User participation and collaborative creativity

Alexandra Eveleigh, Department of Information Studies, University College London

My research looks at the impact of user participation and ‘collaborative creativity’ upon archival theory and practice, with a particular focus on users’ involvement in archival description and metadata creation/reuse. It is funded by a UK Arts and Humanities Research Council collaborative doctoral award, the partners being University College London and The National Archives.

My working research questions are:

  • Is user participation an evolution or revolution in archival practice & professionalism?
  • What contexts and circumstances encourage and motivate users to participate in archival description?
  • What impact do participatory methodologies have upon (a) the archive service (b) existing users (c) new users and broader society?
  • The objectives are essentially to distinguish between what works and what doesn’t, and why: to explore some of the realities behind the claims made regarding experts, crowds and volunteer communities, and seek to understand what moves to allow a multiplicity of voices to supplement or even supplant the authoritative professional voice might mean for notions of archival value and traditional communities of archive users.

    Linked Data, Transcription, and Markup for Archives and Communities

    Abigail Belfrage, Public Record Office Victoria, http://www.prov.vic.gov.au

    Public Record Office Victoria (PROV) is the archival authority for the State of Victoria, Australia. In partnership with a number of research and community-based organisations PROV is developing an open-source, web-based crowdsourcing transcription and semantic (& geo-location) mark-up app. The aim is not just to create a valuable body of linked data and images from the state’s archives, but to enable access to the transcription & markup functionality for communities to use on their own projects.

    Crowdsourcing Historical Climate Data and Papyrus Transcriptions

    Chris Lintott, Citizen Science Alliance

    Chris Lintott is the chair of the Citizen Science Alliance which builds and operates the Zooniverse network of online citizen science projects which grew from Galaxy Zoo, which invited participants to classify a million galaxies. More than 350,000 people have taken part in Zooniverse projects, which include Old Weather – which transcribes historical and climate data from ship’s logs – and a project to transcribe the Oxyrhynchus papyri.

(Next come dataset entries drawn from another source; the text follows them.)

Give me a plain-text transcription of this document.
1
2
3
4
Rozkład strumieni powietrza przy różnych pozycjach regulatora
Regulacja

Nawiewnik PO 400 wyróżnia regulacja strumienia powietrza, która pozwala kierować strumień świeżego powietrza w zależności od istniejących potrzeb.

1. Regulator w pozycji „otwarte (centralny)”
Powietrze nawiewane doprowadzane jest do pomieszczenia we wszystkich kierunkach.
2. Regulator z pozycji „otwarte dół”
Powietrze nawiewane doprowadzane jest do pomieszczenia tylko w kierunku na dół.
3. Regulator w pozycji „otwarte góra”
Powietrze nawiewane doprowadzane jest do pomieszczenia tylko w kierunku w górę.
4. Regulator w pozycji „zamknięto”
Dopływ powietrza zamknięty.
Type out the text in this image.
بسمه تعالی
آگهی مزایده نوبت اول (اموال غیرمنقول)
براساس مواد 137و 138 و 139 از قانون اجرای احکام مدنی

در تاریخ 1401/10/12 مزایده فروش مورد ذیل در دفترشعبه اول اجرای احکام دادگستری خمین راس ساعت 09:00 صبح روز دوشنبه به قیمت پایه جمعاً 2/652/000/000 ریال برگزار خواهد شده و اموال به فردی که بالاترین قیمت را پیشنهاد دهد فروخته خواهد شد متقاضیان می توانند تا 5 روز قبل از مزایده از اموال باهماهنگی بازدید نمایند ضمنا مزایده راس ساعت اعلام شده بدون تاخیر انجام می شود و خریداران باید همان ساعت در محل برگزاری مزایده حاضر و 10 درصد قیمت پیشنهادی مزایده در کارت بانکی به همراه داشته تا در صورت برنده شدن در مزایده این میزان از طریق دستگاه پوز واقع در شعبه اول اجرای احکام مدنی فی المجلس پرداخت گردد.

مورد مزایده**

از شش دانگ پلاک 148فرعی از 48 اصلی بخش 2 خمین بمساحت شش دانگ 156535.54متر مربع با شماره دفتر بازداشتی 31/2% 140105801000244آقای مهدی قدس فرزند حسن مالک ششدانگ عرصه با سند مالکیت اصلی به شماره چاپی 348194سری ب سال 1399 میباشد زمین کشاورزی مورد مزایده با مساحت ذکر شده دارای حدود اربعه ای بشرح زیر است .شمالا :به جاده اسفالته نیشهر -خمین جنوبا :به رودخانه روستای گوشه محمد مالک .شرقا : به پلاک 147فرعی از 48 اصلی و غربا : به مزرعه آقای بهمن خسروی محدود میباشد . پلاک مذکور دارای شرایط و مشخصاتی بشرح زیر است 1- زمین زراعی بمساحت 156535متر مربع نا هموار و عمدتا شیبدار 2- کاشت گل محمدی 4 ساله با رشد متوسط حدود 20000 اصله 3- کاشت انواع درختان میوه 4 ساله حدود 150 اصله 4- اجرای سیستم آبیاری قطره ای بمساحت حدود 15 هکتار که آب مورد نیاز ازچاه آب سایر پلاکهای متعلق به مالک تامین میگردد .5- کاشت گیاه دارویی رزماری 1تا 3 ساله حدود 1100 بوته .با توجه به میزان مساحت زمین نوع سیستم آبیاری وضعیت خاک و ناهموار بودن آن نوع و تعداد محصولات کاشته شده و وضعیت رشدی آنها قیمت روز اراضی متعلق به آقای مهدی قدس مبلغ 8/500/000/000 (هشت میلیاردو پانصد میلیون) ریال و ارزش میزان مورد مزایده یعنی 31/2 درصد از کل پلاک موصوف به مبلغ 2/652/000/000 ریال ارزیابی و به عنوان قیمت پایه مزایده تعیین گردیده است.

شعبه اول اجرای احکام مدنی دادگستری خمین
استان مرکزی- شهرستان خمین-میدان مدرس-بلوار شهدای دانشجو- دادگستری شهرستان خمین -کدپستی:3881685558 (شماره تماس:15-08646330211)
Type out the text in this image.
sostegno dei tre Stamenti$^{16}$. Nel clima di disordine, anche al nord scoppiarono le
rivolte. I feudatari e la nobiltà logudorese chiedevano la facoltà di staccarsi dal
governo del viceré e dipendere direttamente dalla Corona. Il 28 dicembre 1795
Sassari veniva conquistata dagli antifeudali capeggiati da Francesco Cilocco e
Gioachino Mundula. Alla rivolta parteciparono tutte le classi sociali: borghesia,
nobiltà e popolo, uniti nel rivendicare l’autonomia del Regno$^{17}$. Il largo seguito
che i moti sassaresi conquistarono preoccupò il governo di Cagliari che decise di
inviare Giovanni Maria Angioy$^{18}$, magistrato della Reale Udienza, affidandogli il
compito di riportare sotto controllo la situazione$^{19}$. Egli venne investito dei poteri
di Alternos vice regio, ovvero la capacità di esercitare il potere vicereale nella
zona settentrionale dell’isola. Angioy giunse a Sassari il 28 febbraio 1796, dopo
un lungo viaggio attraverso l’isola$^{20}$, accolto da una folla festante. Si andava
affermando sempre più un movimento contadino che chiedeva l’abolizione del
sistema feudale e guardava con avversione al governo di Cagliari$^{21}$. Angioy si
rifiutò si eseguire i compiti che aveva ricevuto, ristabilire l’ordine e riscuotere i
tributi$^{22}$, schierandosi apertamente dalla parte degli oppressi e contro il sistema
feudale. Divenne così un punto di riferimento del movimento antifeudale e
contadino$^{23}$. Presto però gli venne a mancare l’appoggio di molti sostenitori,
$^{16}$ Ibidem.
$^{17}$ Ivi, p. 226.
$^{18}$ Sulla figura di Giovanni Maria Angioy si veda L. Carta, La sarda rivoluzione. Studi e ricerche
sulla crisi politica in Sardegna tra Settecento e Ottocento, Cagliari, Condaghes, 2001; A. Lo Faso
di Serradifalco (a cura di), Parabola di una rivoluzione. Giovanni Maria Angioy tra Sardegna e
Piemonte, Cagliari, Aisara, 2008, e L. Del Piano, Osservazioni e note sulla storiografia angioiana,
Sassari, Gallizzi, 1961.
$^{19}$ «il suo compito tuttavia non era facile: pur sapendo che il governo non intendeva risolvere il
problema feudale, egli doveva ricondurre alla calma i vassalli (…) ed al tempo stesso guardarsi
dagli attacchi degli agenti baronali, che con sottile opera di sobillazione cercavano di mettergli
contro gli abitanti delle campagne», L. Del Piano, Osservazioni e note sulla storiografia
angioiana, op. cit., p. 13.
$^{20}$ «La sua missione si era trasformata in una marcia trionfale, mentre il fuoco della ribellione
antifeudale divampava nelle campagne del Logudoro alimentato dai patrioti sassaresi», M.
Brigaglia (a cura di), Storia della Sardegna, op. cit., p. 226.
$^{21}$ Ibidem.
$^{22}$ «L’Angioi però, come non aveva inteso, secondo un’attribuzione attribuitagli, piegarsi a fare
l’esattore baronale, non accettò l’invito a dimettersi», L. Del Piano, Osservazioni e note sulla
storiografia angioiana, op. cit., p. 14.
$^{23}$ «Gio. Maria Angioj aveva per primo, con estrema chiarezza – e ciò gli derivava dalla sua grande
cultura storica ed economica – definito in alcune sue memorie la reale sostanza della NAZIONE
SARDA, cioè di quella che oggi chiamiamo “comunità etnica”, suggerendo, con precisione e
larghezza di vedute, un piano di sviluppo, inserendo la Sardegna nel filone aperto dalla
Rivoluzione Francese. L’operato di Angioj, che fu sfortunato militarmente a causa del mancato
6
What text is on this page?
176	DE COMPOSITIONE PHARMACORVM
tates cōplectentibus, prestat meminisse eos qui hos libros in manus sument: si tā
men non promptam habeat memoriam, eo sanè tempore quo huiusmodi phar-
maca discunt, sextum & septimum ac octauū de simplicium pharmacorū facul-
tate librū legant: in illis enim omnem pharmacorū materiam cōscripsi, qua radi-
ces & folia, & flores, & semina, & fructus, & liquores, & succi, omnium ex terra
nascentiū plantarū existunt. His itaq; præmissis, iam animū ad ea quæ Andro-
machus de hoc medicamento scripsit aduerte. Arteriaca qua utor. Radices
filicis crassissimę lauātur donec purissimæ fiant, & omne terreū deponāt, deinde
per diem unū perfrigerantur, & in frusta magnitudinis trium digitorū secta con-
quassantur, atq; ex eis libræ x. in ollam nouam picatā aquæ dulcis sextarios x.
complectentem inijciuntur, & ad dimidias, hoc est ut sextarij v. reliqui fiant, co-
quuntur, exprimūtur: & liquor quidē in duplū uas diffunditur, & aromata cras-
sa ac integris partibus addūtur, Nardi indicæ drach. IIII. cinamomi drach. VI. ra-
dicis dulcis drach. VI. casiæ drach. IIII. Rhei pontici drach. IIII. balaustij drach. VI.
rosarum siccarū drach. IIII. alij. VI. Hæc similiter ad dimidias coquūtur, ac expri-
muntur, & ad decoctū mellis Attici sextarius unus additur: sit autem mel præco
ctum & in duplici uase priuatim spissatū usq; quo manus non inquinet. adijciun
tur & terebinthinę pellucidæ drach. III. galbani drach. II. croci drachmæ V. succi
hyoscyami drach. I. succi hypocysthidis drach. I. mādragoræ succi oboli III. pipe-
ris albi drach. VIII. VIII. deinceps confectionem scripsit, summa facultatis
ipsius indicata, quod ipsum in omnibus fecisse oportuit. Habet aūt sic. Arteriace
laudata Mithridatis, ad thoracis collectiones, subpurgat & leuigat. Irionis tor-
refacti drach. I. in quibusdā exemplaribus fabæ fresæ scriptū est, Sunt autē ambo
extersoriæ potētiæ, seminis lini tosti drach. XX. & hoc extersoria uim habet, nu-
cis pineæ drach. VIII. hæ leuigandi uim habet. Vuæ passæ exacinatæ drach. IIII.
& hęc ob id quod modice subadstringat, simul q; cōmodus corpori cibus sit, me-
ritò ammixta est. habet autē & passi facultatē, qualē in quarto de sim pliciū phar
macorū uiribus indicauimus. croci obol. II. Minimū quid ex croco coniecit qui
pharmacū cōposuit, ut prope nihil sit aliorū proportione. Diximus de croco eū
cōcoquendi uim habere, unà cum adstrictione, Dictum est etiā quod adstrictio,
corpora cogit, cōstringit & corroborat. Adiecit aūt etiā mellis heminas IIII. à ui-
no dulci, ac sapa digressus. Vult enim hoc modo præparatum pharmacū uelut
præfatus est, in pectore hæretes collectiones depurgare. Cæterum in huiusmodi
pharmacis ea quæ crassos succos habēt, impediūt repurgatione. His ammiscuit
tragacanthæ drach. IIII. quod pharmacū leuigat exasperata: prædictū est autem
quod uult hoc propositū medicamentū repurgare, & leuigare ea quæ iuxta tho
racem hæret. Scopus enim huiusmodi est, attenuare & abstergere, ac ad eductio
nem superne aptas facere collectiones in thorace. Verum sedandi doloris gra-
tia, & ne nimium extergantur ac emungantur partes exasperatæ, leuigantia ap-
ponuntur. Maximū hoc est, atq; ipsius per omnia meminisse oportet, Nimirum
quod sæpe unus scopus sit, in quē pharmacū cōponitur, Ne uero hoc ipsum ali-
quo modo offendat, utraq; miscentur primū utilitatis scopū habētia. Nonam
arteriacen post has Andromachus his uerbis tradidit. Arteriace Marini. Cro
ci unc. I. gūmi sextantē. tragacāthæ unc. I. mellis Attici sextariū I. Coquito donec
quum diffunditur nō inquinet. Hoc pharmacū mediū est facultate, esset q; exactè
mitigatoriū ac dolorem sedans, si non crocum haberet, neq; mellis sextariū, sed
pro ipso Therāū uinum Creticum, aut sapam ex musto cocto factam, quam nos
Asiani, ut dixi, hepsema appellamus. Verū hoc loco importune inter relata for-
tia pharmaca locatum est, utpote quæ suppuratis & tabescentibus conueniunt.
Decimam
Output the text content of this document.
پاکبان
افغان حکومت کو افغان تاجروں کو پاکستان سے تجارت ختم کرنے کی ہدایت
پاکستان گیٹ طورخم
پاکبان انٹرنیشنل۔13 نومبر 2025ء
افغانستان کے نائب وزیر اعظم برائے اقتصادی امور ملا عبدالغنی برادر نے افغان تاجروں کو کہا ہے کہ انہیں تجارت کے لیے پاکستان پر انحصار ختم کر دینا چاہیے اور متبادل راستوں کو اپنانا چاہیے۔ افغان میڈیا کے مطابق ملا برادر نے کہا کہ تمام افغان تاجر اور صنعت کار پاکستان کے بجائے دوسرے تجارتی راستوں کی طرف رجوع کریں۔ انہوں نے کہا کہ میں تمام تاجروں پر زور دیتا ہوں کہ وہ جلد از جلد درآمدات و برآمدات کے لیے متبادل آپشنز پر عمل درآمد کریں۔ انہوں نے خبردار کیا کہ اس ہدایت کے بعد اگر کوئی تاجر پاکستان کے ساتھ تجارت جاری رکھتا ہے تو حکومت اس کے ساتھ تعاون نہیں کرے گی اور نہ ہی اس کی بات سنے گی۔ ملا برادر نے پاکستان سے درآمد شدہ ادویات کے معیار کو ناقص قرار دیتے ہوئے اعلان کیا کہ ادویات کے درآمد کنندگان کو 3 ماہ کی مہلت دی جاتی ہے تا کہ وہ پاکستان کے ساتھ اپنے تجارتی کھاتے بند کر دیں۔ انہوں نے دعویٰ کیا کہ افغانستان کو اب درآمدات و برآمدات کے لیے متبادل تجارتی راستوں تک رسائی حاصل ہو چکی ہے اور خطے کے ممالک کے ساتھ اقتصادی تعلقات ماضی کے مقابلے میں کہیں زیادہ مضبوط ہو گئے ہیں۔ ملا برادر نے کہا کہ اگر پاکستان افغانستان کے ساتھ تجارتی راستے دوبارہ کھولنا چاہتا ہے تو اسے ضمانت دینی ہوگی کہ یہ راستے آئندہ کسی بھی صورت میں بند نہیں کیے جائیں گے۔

    FromThePage: a web-based tool for transcribing, indexing, and annotating handwritten material

    Ben Brumfield, software engineer, Beta.FromThePage.com

    Ben Brumfield is a software engineer in Austin, Texas with more than a dozen years of experience developing web-based, database-driven software. Since 2005 he has been building FromThePage, a web-based tool for transcribing, indexing, and annotating handwritten material. This tool has been used to transcribe over 1500 pages of family diaries and is now being used by the San Diego Natural History Museum to transcribe and analyze naturalists’ field notes from the early 20th century. In 2010, FromThePage was released under a Free/Open Source license. Brumfield blogs about manuscript transcription technology at http://manuscripttranscription.blogspot.com/.

    Regardless of the outcome of our session proposal, I’m sure that all the presenters listed above would welcome other opportunities to speak about their work. If you’re putting together a conference panel or arranging a talk series on your campus, keep them in mind.